Use a large nut and put it on the landing just inside the opening for leverage. Turn the keeper to start with so the slot is turned so you can twist the lever somewhat to realse the valve after the spring is compressed. 
It can be a pain in the butt but doable. 
Good luck.
Dennis


----------



## BRYAN (Jul 5, 2008)

B&S makes a small tool for this pupose that is pretty much univeral and can be used on most small engines, all the L-heads. They are not terribly expensive, probably still less than $20. There are other makes of small engine spring compressors that also work. I have used a small flatbar, screw driver, etc. and they can work, but they can make you say unbecoming things and throw your tools, too. If you have ever used one of these makeshift methods then used the right tool you will never be without one again. They are available at any B&S parts dealer, JC Whitney sells a type, most auto parts houses carry some universal type, maybe Harbor Freight. Be careful, if you start to buy the special tools, you may begin to enjoy working on it. then you will find another treasure(junk) to work on....


----------



## farminghandyman (Mar 4, 2005)

http://www.dazecoop.co.uk/10-02-2007/how-to-valve-lapping-on-mini-head

a basic pictorial how to, valve compressor may be different in size and possibly look for small motor,

http://www.smokstak.com/forum/showthread.php?t=31347
spring compressor for most flat heads, Briggs, and others,
http://www.mytoolstore.com/kd/kdt379.jpg
http://www.mytoolstore.com/kd/kdengi13.html
good pictures of valves on a flat head engine, http://members.aol.com/pullingtractor/valvecam.htm

I only rember seening the split keepers http://img.jpcycles.com/main/8001118f-374c-46c7-8079-b50b4c94310b.jpeg on the motors I have worked on, but there may be other types as shown in some of the links,


----------



## barelahh (Apr 13, 2007)

I just did a valve job on the kohler engine i have, and didn't have the spring compressor tool. I looked around my toolbox and found my s10 door spring compressor and used it.
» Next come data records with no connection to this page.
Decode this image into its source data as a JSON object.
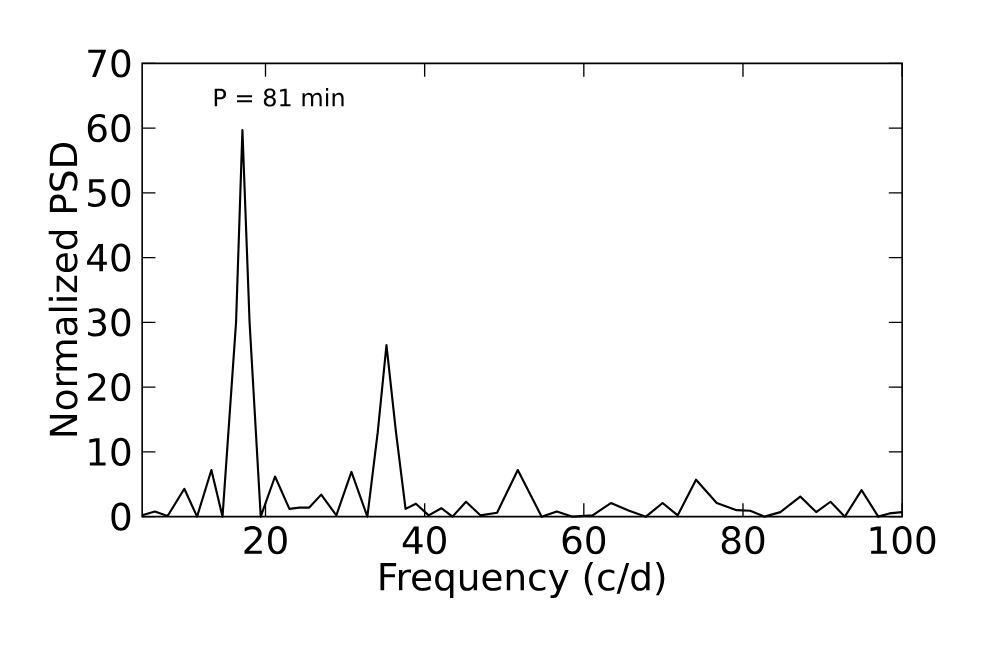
{
  "chart_data": {
    "type": "line",
    "xlabel": "Frequency (c/d)",
    "ylabel": "Normalized PSD",
    "annotations": [
      "P = 81 min"
    ],
    "xlim": [
      4.5,
      100
    ],
    "ylim": [
      0,
      70
    ],
    "xticks": [
      20,
      40,
      60,
      80,
      100
    ],
    "yticks": [
      0,
      10,
      20,
      30,
      40,
      50,
      60,
      70
    ],
    "series": [
      {
        "color": "#000000",
        "x": [
          4.5,
          6.1,
          7.7,
          9.8,
          11.4,
          13.2,
          14.6,
          16.3,
          17.1,
          18.0,
          19.4,
          21.2,
          23.0,
          24.3,
          25.5,
          27.0,
          28.9,
          30.8,
          32.8,
          34.1,
          35.2,
          36.4,
          37.6,
          38.9,
          40.5,
          42.1,
          43.5,
          45.2,
          47.0,
          49.1,
          51.7,
          54.7,
          56.6,
          58.6,
          61.1,
          63.4,
          65.7,
          67.8,
          69.9,
          71.8,
          74.1,
          76.7,
          79.2,
          80.9,
          82.7,
          84.7,
          87.2,
          89.2,
          91.0,
          92.8,
          94.9,
          97.0,
          98.4,
          100
        ],
        "values": [
          0.2,
          0.8,
          0.1,
          4.3,
          0,
          7.2,
          0,
          30,
          59.7,
          30,
          0,
          6.2,
          1.2,
          1.4,
          1.4,
          3.4,
          0.2,
          6.9,
          0,
          13,
          26.5,
          13,
          1.2,
          2.0,
          0.2,
          1.3,
          0,
          2.3,
          0.2,
          0.6,
          7.2,
          0,
          0.8,
          0,
          0.2,
          2.1,
          0.9,
          0,
          2.1,
          0.2,
          5.7,
          2.1,
          1.0,
          0.9,
          0,
          0.7,
          3.1,
          0.7,
          2.3,
          0,
          4.1,
          0,
          0.5,
          0.7
        ]
      }
    ]
  }
}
Worked like a charm 
but you might be able to make one out of some scrap stuff. couple piecs of metal about 1/16" thick maybe cut a notch v in one end on both pieces, bend the sides down about 1/4" 90degrees, drill hole at one end and slide a bolt through, drill hole through center of both pieces and insert a carraige bolt and hammer into hole. Screw down to compress spring


----------